A tiny embryo of apprehension began to pulse in the Dictator's abdomen. The boy with the epaulettes stood in front of him with posture so taut he arched in a way that seemed gymnastic. The Dictator saw on the boy's upper lip the mere suggestion of a thin moustache.
"I want you to leave the boy with the cowlick alone," said the Dictator. "And his family. I want you to take your tyranny elsewhere, when the time comes."
A faint smile crept onto the face of the boy with the epaulettes. He stroked his chin, practice for that time in the not so distant future when it would sport a scrupulously sculpted beard, the last thing upon which his victims would cast their eyes. "Or what?"

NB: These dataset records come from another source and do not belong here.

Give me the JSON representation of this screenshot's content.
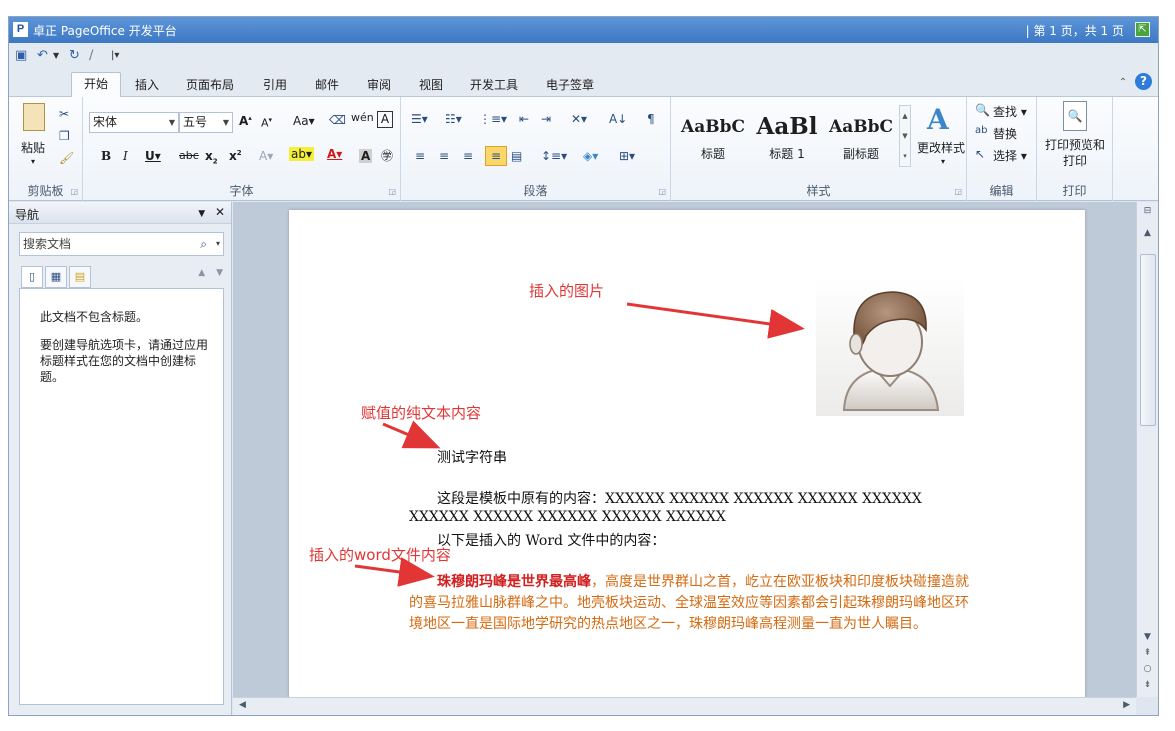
{
  "window": {
    "logo": "P",
    "title": "卓正 PageOffice 开发平台",
    "page_info": "| 第 1 页，共 1 页"
  },
  "tabs": [
    {
      "label": "开始",
      "active": true
    },
    {
      "label": "插入",
      "active": false
    },
    {
      "label": "页面布局",
      "active": false
    },
    {
      "label": "引用",
      "active": false
    },
    {
      "label": "邮件",
      "active": false
    },
    {
      "label": "审阅",
      "active": false
    },
    {
      "label": "视图",
      "active": false
    },
    {
      "label": "开发工具",
      "active": false
    },
    {
      "label": "电子签章",
      "active": false
    }
  ],
  "ribbon": {
    "clipboard": {
      "label": "剪贴板",
      "paste": "粘贴"
    },
    "font": {
      "label": "字体",
      "name": "宋体",
      "size": "五号"
    },
    "paragraph": {
      "label": "段落"
    },
    "styles": {
      "label": "样式",
      "items": [
        {
          "sample": "AaBbC",
          "name": "标题"
        },
        {
          "sample": "AaBl",
          "name": "标题 1"
        },
        {
          "sample": "AaBbC",
          "name": "副标题"
        }
      ],
      "change": "更改样式"
    },
    "editing": {
      "label": "编辑",
      "find": "查找",
      "replace": "替换",
      "select": "选择"
    },
    "print": {
      "label": "打印",
      "preview_line1": "打印预览和",
      "preview_line2": "打印"
    }
  },
  "nav": {
    "title": "导航",
    "search_placeholder": "搜索文档",
    "msg1": "此文档不包含标题。",
    "msg2": "要创建导航选项卡，请通过应用标题样式在您的文档中创建标题。"
  },
  "document": {
    "anno_image": "插入的图片",
    "anno_text": "赋值的纯文本内容",
    "anno_word": "插入的word文件内容",
    "test_string": "测试字符串",
    "para1_line1": "这段是模板中原有的内容：XXXXXX  XXXXXX  XXXXXX  XXXXXX  XXXXXX",
    "para1_line2": "XXXXXX XXXXXX XXXXXX XXXXXX XXXXXX",
    "para2": "以下是插入的 Word 文件中的内容：",
    "word_bold": "珠穆朗玛峰是世界最高峰",
    "word_line1": "，高度是世界群山之首，屹立在欧亚板块和印度板块碰撞造就",
    "word_line2": "的喜马拉雅山脉群峰之中。地壳板块运动、全球温室效应等因素都会引起珠穆朗玛峰地区环",
    "word_line3": "境地区一直是国际地学研究的热点地区之一，珠穆朗玛峰高程测量一直为世人瞩目。"
  },
  "colors": {
    "annotation": "#e23636",
    "orange_text": "#d66a10",
    "title_bar": "#3d78c4"
  }
}
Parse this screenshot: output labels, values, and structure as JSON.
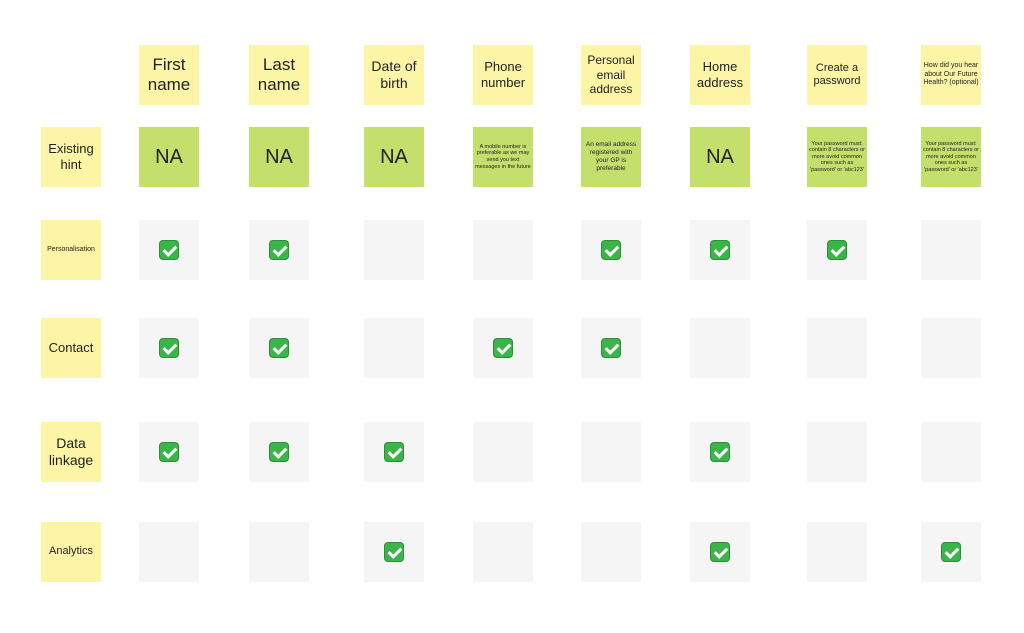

"Please," said the Dictator, before he was a dictator, taking a tact frowned upon by the Academy for Totalitarian Despots. "Please."
The boy with the epaulettes snorted disdainfully, and he tapped a long, thin finger against the Dictator's chest. "I do not think you are cut out to be a career despot," said the boy with the epaulettes in a low growl that reminded the Dictator of a thunderhead rolling in overhead. "I do not think you have it in you to . . . neutralize the many threats to your authority that you will encounter. The corruption in you is weak," and he looked up at the noose that hung above them.
Behind the boy with the epaulettes appeared the cowlicked ghost, who hung in the air in a way the Dictator could only describe as sorrowful, and the Dictator reached out to the face of the boy with the epaulettes and held his cheeks in his hands, and he marveled at how oddly warm they felt, feverish, and then he snapped his neck.
The boy with the epaulettes fell tidily to the ground, and the Dictator peered into the face of the cowlicked ghost, growing faint in the waning light. He saw in its place his own face, his own dimming eyes, and something else, an expression of . . . reluctant satisfaction? A look that would haunt him in those moments of secret dejection to come.
The Dictator, having finally become a dictator, would still never be able to lie compellingly and would, for the rest of his days, be of two minds about every life he took. Some days he would sit in silent colloquy amidst the ever increasing herd of the slain, their billowing remnants. And then there were those impending ghosts, seeking to save their still beating hearts, filling the atmosphere with their winsome futility, and whose futurity he regretted he would one day bring to an end. But it was himself the Dictator would spend every day of his life trying, and failing, to save.